Borussia Dortmund verabschiedet sich nach der 0:2-Niederlage gegen Stuttgart am Mittwoch aus dem DFB-Pokal, nachdem der Drittligist Saarbrücken Eintracht Frankfurt ausgeschaltet hatte.
Der Kampf um das Pokalturnier blieb nach dem jüngsten Rückschlag von Dortmund, das sich für das Achtelfinale der Champions League qualifizierte, in Deutschland jedoch strauchelte, offen. Saarbrücken war erneut überrascht, weil sie in der Vorrunde gerade erst Bayern München eliminiert hatten.
Von den acht Mannschaften, die im Viertelfinale antreten werden, sind mit Bayer Leverkusen, Stuttgart und Borussia Mönchengladbach nur noch drei Erstligisten übrig, und keiner von ihnen hat in den letzten 25 Jahren den Pokal gewonnen.

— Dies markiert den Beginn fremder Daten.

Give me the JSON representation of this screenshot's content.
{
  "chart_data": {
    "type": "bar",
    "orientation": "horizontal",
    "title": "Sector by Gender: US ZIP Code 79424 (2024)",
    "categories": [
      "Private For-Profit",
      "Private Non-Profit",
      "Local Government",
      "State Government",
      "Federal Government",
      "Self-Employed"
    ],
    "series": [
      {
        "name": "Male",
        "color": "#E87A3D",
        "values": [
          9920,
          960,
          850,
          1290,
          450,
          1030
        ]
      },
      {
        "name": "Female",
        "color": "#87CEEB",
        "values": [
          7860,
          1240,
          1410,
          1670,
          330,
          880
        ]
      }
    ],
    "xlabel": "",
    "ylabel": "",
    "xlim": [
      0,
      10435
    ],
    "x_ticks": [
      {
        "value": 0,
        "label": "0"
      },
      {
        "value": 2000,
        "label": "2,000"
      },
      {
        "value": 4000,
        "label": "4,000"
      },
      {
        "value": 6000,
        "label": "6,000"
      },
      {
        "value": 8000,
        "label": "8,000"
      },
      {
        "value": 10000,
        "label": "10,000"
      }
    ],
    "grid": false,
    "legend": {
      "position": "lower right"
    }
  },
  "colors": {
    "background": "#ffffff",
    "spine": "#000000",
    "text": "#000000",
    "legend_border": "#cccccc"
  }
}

Enzo Millot bereitete Serhou Guirassy in der 54. Minute für Stuttgarts erstes Tor vor, nachdem der guineische Stürmer die Verteidiger abgewehrt hatte, ein Tor erzielte und sein 18. Saisontor erzielte. Maximilian Mittelstädt bereitete Silas in der 77. Minute auf den zweiten Treffer vor.

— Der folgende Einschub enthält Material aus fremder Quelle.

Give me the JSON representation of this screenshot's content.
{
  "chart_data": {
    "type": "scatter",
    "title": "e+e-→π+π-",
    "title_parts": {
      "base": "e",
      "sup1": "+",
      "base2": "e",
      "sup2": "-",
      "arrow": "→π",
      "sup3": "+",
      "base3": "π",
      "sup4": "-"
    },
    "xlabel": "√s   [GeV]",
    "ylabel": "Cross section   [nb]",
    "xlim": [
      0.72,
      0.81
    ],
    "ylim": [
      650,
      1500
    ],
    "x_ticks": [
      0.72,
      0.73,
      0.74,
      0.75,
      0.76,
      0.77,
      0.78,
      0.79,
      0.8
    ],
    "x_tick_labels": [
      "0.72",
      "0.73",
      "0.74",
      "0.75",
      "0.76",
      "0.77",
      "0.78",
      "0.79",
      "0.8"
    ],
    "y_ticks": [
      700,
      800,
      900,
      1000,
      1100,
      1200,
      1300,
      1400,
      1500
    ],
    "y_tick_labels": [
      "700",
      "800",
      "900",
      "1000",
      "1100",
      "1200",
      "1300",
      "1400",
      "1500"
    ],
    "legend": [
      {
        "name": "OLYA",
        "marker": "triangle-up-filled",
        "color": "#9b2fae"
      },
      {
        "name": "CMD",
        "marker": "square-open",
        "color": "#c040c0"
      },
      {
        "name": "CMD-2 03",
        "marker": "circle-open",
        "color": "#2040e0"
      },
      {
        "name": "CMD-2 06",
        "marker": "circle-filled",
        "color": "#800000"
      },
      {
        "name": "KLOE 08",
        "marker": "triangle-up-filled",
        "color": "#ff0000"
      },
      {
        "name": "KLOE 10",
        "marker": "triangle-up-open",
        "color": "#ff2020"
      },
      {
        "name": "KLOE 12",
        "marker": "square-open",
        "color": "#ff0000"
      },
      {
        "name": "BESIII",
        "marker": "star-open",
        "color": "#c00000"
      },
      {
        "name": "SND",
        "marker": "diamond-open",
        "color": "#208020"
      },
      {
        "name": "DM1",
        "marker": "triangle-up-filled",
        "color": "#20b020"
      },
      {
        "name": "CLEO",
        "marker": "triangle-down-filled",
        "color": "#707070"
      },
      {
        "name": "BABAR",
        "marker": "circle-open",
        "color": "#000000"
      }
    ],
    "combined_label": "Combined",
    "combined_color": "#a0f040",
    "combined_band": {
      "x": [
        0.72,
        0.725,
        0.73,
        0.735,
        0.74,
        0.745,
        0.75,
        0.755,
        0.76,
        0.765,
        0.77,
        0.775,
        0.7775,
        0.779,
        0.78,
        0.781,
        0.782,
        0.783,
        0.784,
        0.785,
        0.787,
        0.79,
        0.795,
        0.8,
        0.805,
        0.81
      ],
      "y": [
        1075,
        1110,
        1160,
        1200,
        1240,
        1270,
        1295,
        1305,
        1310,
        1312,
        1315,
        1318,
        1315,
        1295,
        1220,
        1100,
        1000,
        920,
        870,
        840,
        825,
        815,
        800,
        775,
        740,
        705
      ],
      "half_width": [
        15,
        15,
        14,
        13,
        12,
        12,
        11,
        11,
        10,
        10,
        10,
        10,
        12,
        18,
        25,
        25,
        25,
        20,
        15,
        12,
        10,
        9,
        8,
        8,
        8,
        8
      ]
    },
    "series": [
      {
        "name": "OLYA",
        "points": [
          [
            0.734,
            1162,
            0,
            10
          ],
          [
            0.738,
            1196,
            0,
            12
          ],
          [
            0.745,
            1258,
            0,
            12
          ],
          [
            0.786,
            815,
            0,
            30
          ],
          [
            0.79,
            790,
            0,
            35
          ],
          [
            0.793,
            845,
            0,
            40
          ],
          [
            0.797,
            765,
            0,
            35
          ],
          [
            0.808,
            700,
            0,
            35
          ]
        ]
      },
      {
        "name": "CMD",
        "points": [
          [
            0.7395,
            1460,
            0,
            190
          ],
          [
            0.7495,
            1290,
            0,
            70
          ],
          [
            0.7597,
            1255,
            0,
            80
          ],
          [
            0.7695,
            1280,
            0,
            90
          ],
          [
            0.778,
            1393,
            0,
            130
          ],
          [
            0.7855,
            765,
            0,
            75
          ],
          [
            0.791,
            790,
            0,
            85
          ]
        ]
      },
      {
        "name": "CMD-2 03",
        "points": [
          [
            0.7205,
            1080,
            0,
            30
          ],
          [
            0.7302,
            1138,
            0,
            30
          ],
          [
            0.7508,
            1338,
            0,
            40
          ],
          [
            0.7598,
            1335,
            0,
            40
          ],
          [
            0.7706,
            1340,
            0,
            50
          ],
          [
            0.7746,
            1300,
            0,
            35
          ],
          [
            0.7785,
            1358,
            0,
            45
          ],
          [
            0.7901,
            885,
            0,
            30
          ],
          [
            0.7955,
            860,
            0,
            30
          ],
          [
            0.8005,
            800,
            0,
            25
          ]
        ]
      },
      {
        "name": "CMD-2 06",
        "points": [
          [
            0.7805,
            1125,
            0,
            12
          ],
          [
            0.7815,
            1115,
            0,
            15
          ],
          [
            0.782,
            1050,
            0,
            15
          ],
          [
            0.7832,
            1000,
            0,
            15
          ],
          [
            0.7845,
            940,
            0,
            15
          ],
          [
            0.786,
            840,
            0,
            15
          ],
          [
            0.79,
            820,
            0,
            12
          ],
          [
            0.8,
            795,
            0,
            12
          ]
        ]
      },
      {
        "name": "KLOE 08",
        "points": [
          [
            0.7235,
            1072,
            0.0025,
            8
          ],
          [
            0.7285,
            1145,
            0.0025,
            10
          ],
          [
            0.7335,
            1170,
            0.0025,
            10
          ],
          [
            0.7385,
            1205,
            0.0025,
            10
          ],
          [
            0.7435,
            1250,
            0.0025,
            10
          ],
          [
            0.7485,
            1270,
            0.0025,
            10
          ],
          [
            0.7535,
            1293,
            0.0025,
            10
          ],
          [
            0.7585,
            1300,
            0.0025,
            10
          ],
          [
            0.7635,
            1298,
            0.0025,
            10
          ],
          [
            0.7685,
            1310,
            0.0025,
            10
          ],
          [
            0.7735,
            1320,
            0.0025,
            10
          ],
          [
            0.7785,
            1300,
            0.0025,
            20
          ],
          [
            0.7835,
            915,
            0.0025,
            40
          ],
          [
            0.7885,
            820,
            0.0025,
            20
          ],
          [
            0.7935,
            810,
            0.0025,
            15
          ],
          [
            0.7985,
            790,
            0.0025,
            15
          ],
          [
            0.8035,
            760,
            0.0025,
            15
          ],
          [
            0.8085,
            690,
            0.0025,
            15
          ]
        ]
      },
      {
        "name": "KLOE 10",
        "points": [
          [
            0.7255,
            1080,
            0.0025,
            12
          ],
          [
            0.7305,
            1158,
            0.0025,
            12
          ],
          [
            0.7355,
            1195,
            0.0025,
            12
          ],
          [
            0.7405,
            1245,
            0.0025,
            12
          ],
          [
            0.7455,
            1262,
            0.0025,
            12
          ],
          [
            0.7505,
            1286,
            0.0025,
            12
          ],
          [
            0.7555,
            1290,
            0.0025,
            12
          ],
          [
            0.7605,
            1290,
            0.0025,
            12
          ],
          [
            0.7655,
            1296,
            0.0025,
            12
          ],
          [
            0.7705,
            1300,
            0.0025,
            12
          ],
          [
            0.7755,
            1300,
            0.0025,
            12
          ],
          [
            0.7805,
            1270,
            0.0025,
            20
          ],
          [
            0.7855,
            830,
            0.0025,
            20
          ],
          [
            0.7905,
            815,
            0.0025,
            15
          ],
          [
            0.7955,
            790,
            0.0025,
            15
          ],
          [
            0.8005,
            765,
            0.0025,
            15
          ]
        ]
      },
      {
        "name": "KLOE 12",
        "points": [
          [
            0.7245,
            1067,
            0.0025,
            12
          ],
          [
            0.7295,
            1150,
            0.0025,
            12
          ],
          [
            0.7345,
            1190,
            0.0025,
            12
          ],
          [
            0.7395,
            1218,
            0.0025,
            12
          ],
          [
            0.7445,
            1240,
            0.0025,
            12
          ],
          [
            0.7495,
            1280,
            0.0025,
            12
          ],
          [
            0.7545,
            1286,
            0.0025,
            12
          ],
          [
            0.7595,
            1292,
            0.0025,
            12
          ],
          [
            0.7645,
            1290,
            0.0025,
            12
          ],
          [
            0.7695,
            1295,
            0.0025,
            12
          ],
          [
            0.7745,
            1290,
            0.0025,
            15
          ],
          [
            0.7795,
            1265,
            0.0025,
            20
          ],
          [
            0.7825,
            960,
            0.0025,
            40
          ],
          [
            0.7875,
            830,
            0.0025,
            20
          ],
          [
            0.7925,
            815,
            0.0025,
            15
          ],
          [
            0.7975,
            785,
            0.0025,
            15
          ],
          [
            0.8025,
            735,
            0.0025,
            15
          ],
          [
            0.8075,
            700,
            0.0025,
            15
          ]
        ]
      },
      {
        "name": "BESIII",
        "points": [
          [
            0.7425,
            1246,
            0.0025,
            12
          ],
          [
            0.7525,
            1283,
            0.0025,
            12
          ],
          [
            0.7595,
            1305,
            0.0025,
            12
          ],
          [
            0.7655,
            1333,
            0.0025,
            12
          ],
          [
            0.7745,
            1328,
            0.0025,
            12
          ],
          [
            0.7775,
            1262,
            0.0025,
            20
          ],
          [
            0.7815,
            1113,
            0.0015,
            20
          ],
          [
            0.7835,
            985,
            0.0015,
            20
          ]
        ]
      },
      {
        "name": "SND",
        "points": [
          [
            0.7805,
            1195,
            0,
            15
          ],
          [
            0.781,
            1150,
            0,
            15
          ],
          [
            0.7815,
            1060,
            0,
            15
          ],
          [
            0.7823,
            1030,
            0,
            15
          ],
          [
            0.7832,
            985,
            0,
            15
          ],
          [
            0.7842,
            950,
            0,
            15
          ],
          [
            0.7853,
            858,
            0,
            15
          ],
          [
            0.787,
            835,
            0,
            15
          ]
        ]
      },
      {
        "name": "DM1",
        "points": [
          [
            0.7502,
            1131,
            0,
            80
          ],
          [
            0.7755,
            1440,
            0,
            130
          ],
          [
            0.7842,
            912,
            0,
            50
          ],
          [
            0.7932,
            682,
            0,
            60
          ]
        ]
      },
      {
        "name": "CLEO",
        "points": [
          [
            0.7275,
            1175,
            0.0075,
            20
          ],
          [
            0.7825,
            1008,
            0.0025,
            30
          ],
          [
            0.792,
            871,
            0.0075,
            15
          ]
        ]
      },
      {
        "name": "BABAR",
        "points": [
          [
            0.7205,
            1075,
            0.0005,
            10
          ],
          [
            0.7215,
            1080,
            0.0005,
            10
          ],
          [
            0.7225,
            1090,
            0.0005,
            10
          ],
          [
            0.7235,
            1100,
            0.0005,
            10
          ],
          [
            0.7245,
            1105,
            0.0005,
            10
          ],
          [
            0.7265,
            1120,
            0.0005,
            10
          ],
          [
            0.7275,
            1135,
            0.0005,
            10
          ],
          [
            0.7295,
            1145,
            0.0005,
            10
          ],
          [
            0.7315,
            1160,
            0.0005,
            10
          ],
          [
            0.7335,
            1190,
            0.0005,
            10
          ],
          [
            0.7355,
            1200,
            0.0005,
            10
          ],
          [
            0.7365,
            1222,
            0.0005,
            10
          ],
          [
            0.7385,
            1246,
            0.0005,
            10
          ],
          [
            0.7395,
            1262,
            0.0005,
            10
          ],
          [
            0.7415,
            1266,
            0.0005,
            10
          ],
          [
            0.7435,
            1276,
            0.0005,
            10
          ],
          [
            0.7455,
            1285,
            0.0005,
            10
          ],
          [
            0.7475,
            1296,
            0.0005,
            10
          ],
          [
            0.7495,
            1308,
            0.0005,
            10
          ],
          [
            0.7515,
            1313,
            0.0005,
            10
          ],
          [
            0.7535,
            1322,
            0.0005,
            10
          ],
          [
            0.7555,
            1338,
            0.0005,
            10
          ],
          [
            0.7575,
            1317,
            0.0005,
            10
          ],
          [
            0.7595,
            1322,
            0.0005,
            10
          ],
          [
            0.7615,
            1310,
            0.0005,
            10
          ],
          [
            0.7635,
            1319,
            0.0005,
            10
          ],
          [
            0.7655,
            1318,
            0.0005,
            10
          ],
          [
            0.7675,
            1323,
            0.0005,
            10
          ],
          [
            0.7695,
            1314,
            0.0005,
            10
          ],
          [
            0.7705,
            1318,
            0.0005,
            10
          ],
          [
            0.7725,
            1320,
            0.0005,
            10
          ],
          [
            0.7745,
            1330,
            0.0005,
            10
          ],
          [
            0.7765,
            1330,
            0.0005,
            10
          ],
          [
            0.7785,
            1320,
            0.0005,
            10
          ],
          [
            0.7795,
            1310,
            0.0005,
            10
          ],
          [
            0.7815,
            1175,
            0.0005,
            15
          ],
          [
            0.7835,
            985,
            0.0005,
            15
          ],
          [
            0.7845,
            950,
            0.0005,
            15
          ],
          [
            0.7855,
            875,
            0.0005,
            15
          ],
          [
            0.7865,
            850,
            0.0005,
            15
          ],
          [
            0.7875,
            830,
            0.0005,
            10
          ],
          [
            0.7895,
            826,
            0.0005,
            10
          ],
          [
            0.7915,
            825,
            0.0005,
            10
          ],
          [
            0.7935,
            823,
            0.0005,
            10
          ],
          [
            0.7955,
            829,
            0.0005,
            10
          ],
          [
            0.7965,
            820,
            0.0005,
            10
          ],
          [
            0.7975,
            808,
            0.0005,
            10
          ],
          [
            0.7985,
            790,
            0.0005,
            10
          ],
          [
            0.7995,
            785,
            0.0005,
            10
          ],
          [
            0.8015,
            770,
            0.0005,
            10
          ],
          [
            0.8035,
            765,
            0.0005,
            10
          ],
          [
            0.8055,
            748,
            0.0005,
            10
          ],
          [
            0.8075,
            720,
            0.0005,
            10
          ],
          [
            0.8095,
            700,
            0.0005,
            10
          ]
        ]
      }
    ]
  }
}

Dieses Ergebnis unterstreicht die Kluft zwischen Dortmund in nationalen und europäischen Wettbewerben. Das Team von Edin Terzic führt seine Gruppe in der Champions League an, zu der auch Paris Saint-Germain und Newcastle gehören. Allerdings waren seine Leistungen in den letzten Wochen in der Bundesliga und im Pokal durchaus besorgniserregend, er sammelte in fünf Ligaspielen nur fünf Punkte und schied nun im Pokal aus.
Für die Stuttgarter ist dieser Sieg ein weiterer Erfolg in ihrer beeindruckenden Saison, denn sie liegen auf dem dritten Tabellenplatz der Bundesliga.
Saarbrücken träumt nach dem 2:0-Sieg gegen Frankfurt, Vizemeister der letzten Pokalaustragung, weiter.
Kai Brünker erzielte in der 64. Minute den ersten Treffer und Luca Kerber fügte in der 78. Minute den zweiten Treffer hinzu. Für die Gäste wurde es noch schlimmer, nachdem Noel Futkeu eine rote Karte erhielt, nachdem er einen Spieler gefährlich getreten hatte, als sie nicht um den Ball kämpften.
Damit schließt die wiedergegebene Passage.